Justification for selection of repeated dose toxicity inhalation - local effects endpoint:
In accordance with REACH Annex IX, column 2, a sub-chronic inhalation repeated dose toxicity study (section 8.6.2) is not required, as information on sub-chronic oral toxicity is available which was considered as most appropriate route of exposure.

Justification for selection of repeated dose toxicity dermal - systemic effects endpoint:
In accordance with REACH Annex IX, column 2, a sub-chronic dermal repeated dose toxicity study (section 8.6.2) is not required, as available information on short term toxicity (oral and dermal), as well as the available oral repeated dose toxicity studies together with the low logPow (<0) indicate low dermal toxicity after repeated application. Additionally, the repeated dose toxicity was adequately addressed by the oral route (see section 7.5.1), allowing evaluation of systemic toxic effects after dermal exposure.

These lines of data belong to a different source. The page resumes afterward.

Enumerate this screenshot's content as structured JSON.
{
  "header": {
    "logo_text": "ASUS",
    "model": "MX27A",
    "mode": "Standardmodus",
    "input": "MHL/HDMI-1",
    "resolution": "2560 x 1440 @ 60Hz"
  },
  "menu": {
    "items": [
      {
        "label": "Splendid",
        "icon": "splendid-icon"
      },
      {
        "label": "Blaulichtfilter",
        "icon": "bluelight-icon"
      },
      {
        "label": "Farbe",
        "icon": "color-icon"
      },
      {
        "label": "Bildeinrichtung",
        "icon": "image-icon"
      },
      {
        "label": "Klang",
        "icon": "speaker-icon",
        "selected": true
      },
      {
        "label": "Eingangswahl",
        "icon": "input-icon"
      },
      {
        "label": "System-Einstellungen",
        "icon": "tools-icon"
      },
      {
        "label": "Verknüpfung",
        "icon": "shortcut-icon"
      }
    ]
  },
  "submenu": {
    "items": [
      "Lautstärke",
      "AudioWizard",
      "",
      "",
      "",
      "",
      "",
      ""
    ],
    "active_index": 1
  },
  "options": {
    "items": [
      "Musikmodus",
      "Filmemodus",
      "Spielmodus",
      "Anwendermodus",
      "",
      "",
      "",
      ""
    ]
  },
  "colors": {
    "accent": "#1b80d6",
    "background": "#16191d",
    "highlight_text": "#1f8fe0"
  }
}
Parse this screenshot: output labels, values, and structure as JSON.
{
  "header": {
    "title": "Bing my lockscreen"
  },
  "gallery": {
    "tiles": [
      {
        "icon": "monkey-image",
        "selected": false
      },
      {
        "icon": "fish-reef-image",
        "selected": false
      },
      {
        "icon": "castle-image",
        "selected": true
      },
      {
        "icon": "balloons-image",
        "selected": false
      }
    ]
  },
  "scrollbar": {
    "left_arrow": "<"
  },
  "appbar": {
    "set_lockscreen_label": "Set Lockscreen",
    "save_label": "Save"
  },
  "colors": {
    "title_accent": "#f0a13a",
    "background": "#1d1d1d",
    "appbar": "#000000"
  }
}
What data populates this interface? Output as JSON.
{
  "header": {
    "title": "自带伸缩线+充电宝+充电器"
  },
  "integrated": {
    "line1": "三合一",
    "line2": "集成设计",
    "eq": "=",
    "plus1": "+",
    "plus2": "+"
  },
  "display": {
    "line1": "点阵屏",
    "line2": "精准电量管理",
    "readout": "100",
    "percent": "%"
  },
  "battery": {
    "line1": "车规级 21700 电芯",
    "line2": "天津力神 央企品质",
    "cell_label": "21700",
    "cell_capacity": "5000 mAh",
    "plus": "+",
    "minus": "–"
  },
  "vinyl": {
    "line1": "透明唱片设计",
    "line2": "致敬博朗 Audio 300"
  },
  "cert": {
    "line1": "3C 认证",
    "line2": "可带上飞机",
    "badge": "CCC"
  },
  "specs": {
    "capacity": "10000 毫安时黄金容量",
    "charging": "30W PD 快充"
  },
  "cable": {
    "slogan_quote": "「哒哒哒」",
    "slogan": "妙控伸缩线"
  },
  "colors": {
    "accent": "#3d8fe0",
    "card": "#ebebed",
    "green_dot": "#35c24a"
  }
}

Justification for selection of repeated dose toxicity dermal - local effects endpoint:
Based on the results obtained from testing the substance was considered not irritating to skin (see. section 7.3.1).

Justification for classification or non-classification

The test item did not induce adverse effects indicative of serious damage at dose levels relevant for classification and labelling when tested for oral repeated dose toxicity. Thus, D- Panthenol is not subjeced to classification and labelling for repeated dose toxicity according to Directive 67/548/EEC and Regulation (EC) No 1272/2008.